Fire Authority spend as board members reap rewards

Last month the WMTPA blogged on how the West Midlands Fire Service is spending £23million kitting out a new base for call centre staff when the council-owned i54 project in Wolverhampton is across the road and still has tumbleweed blowing through it. Well, last Friday the Birmingham Post reported how the West Midlands Fire Service HQ relocation project in Birmingham scooped the Royal Institute of Chartered Surveyors’ top award at a glitzy black-tie ceremony at the Botanical Gardens.

 

Apparently (and it’s not hard to believe) this accolade is only ever given for a notably high-value spend, with cheap properties rarely considered, and so as beaming Fire Authority board members collect their coveted award it’s important for us to remember this is taxpayers’ money that’s been lashed out to reach such impeccably high-standards.

 

Westmidsfire Of course, there’s nothing wrong with decent premises and decent conditions, but it seems that in the case of these Birmingham and Wolverhampton moves, the Fire Authority have decided to push the boat out and relocate, refurbish, renovate and regenerate on a massive scale, quite clearly surpassing any similar projects in the private sector.

 

As the RICS West Midlands Chair said in the article:

 

“As always, we received a very high standard of award entries, however the relocation project of the West Midlands Fire Headquarters in Birmingham was extremely impressive and a clear winner”.

 

And as nice as it’d be to assume the Fire Service outstripped their opponents with a clear focus on prudence and innovation, those in the know would consider this a pretty naïve view. Big prize = big spend.

 

Signing-off on such big spends we have our trusty West Midlands Fire Authority, and yet, if last week’s news is anything to go by, a position on the board of this organisation is less about responsibility and more about the generous yearly salary that goes with it. A salary that Council Leader Mike Whitby appears to use as a stick to beat or a bung to bribe in the tricky business of keeping his unruly court in order.

 

Councillor Peter Howard, who was suspected of fuelling if not leading the recent revolt against Whitby, has been stripped of his £28,000 per year Fire Authority position as punishment and it has subsequently been handed to Councillor John Alden, a back bench critic. The implication is that this new ‘nice little earner’ might keep Councillor John Alden ‘sweet’ and is a suitable thanks for his support in averting Whitby’s dethronement.

 

But hang on – this, once again, is taxpayers money! It isn’t supposed to be a bonus or a treat, it’s supposed to be payment for a job (and supposedly a job that justifies such a salary!). The use of it here as a political tool is staggering.

 

And of course the question is, if the lure of such a job is the generous taxpayer-funded salary and little else, what does a member really care about the level of public spending to start with?

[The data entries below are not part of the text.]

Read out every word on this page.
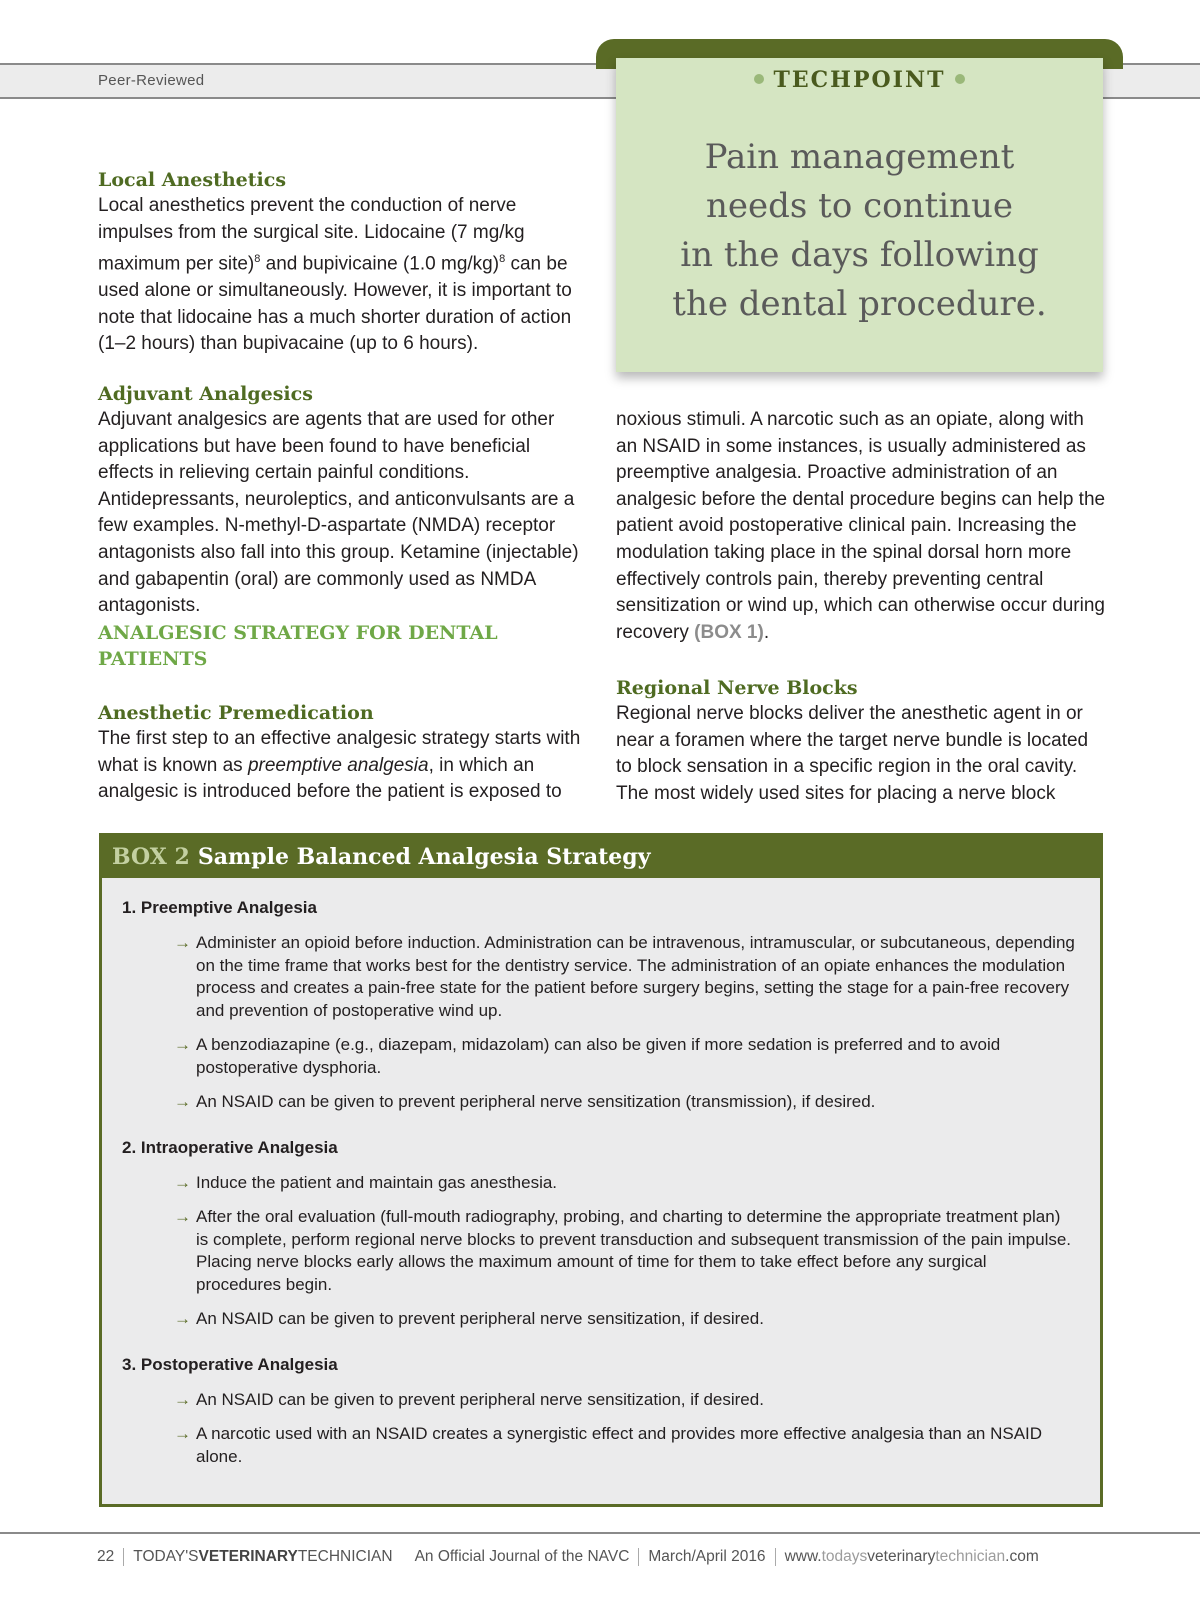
Peer-Reviewed	TECHPOINT
Pain management
needs to continue
in the days following
the dental procedure.
Local Anesthetics
Local anesthetics prevent the conduction of nerve impulses from the surgical site. Lidocaine (7 mg/kg maximum per site)$^8$ and bupivicaine (1.0 mg/kg)$^8$ can be used alone or simultaneously. However, it is important to note that lidocaine has a much shorter duration of action (1–2 hours) than bupivacaine (up to 6 hours).
Adjuvant Analgesics
Adjuvant analgesics are agents that are used for other applications but have been found to have beneficial effects in relieving certain painful conditions. Antidepressants, neuroleptics, and anticonvulsants are a few examples. N-methyl-D-aspartate (NMDA) receptor antagonists also fall into this group. Ketamine (injectable) and gabapentin (oral) are commonly used as NMDA antagonists.
ANALGESIC STRATEGY FOR DENTAL PATIENTS
Anesthetic Premedication
The first step to an effective analgesic strategy starts with what is known as preemptive analgesia, in which an analgesic is introduced before the patient is exposed to
noxious stimuli. A narcotic such as an opiate, along with an NSAID in some instances, is usually administered as preemptive analgesia. Proactive administration of an analgesic before the dental procedure begins can help the patient avoid postoperative clinical pain. Increasing the modulation taking place in the spinal dorsal horn more effectively controls pain, thereby preventing central sensitization or wind up, which can otherwise occur during recovery (BOX 1).
Regional Nerve Blocks
Regional nerve blocks deliver the anesthetic agent in or near a foramen where the target nerve bundle is located to block sensation in a specific region in the oral cavity. The most widely used sites for placing a nerve block
BOX 2 Sample Balanced Analgesia Strategy
1. Preemptive Analgesia
→ Administer an opioid before induction. Administration can be intravenous, intramuscular, or subcutaneous, depending on the time frame that works best for the dentistry service. The administration of an opiate enhances the modulation process and creates a pain-free state for the patient before surgery begins, setting the stage for a pain-free recovery and prevention of postoperative wind up.
→ A benzodiazapine (e.g., diazepam, midazolam) can also be given if more sedation is preferred and to avoid postoperative dysphoria.
→ An NSAID can be given to prevent peripheral nerve sensitization (transmission), if desired.
2. Intraoperative Analgesia
→ Induce the patient and maintain gas anesthesia.
→ After the oral evaluation (full-mouth radiography, probing, and charting to determine the appropriate treatment plan) is complete, perform regional nerve blocks to prevent transduction and subsequent transmission of the pain impulse. Placing nerve blocks early allows the maximum amount of time for them to take effect before any surgical procedures begin.
→ An NSAID can be given to prevent peripheral nerve sensitization, if desired.
3. Postoperative Analgesia
→ An NSAID can be given to prevent peripheral nerve sensitization, if desired.
→ A narcotic used with an NSAID creates a synergistic effect and provides more effective analgesia than an NSAID alone.
22 TODAY'SVETERINARYTECHNICIAN An Official Journal of the NAVC March/April 2016 www.todaysveterinarytechnician.com
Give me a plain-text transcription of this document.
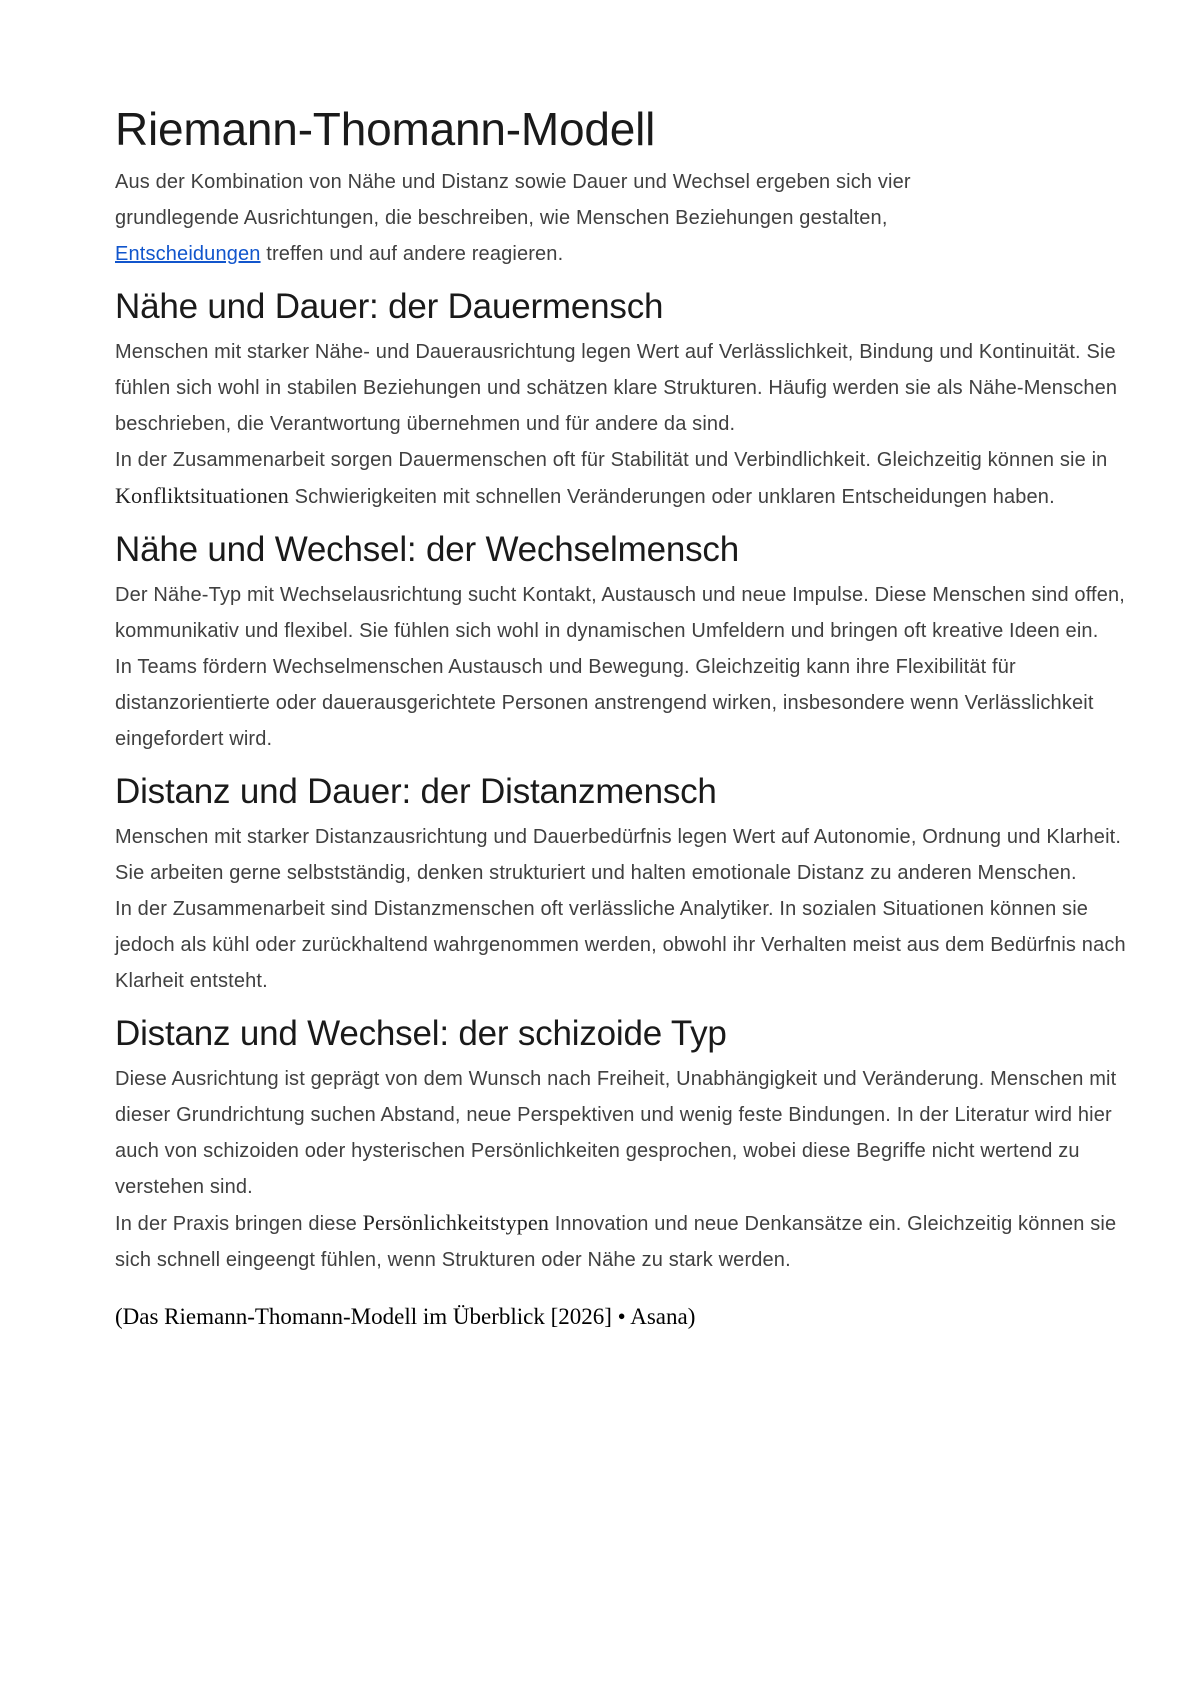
Riemann-Thomann-Modell

Aus der Kombination von Nähe und Distanz sowie Dauer und Wechsel ergeben sich vier grundlegende Ausrichtungen, die beschreiben, wie Menschen Beziehungen gestalten, Entscheidungen treffen und auf andere reagieren.

Nähe und Dauer: der Dauermensch

Menschen mit starker Nähe- und Dauerausrichtung legen Wert auf Verlässlichkeit, Bindung und Kontinuität. Sie fühlen sich wohl in stabilen Beziehungen und schätzen klare Strukturen. Häufig werden sie als Nähe-Menschen beschrieben, die Verantwortung übernehmen und für andere da sind.

In der Zusammenarbeit sorgen Dauermenschen oft für Stabilität und Verbindlichkeit. Gleichzeitig können sie in Konfliktsituationen Schwierigkeiten mit schnellen Veränderungen oder unklaren Entscheidungen haben.

Nähe und Wechsel: der Wechselmensch

Der Nähe-Typ mit Wechselausrichtung sucht Kontakt, Austausch und neue Impulse. Diese Menschen sind offen, kommunikativ und flexibel. Sie fühlen sich wohl in dynamischen Umfeldern und bringen oft kreative Ideen ein.

In Teams fördern Wechselmenschen Austausch und Bewegung. Gleichzeitig kann ihre Flexibilität für distanzorientierte oder dauerausgerichtete Personen anstrengend wirken, insbesondere wenn Verlässlichkeit eingefordert wird.

Distanz und Dauer: der Distanzmensch

Menschen mit starker Distanzausrichtung und Dauerbedürfnis legen Wert auf Autonomie, Ordnung und Klarheit. Sie arbeiten gerne selbstständig, denken strukturiert und halten emotionale Distanz zu anderen Menschen.

In der Zusammenarbeit sind Distanzmenschen oft verlässliche Analytiker. In sozialen Situationen können sie jedoch als kühl oder zurückhaltend wahrgenommen werden, obwohl ihr Verhalten meist aus dem Bedürfnis nach Klarheit entsteht.

Distanz und Wechsel: der schizoide Typ

Diese Ausrichtung ist geprägt von dem Wunsch nach Freiheit, Unabhängigkeit und Veränderung. Menschen mit dieser Grundrichtung suchen Abstand, neue Perspektiven und wenig feste Bindungen. In der Literatur wird hier auch von schizoiden oder hysterischen Persönlichkeiten gesprochen, wobei diese Begriffe nicht wertend zu verstehen sind.

In der Praxis bringen diese Persönlichkeitstypen Innovation und neue Denkansätze ein. Gleichzeitig können sie sich schnell eingeengt fühlen, wenn Strukturen oder Nähe zu stark werden.

(Das Riemann-Thomann-Modell im Überblick [2026] • Asana)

Now, I’m not suggesting that Councillor John Alden, new Chairman at the Fire Authority, will turn a blind-eye to extortionate building costs and simply enjoy the nice extra income he’ll be getting, but it does appear that his predecessors have allowed fairly extravagant spending on large-scale projects to become a feature of their unelected rule. So as taxpayers pick-up the bill perhaps we, the unconsulted public, can rely upon this new Authority member to assess whether or not it’s appropriate to spend so much on these multi-million, award-winning, nothing-comparable-in-the-private-sector builds during a recession that's putting companies out of business and parents out of jobs.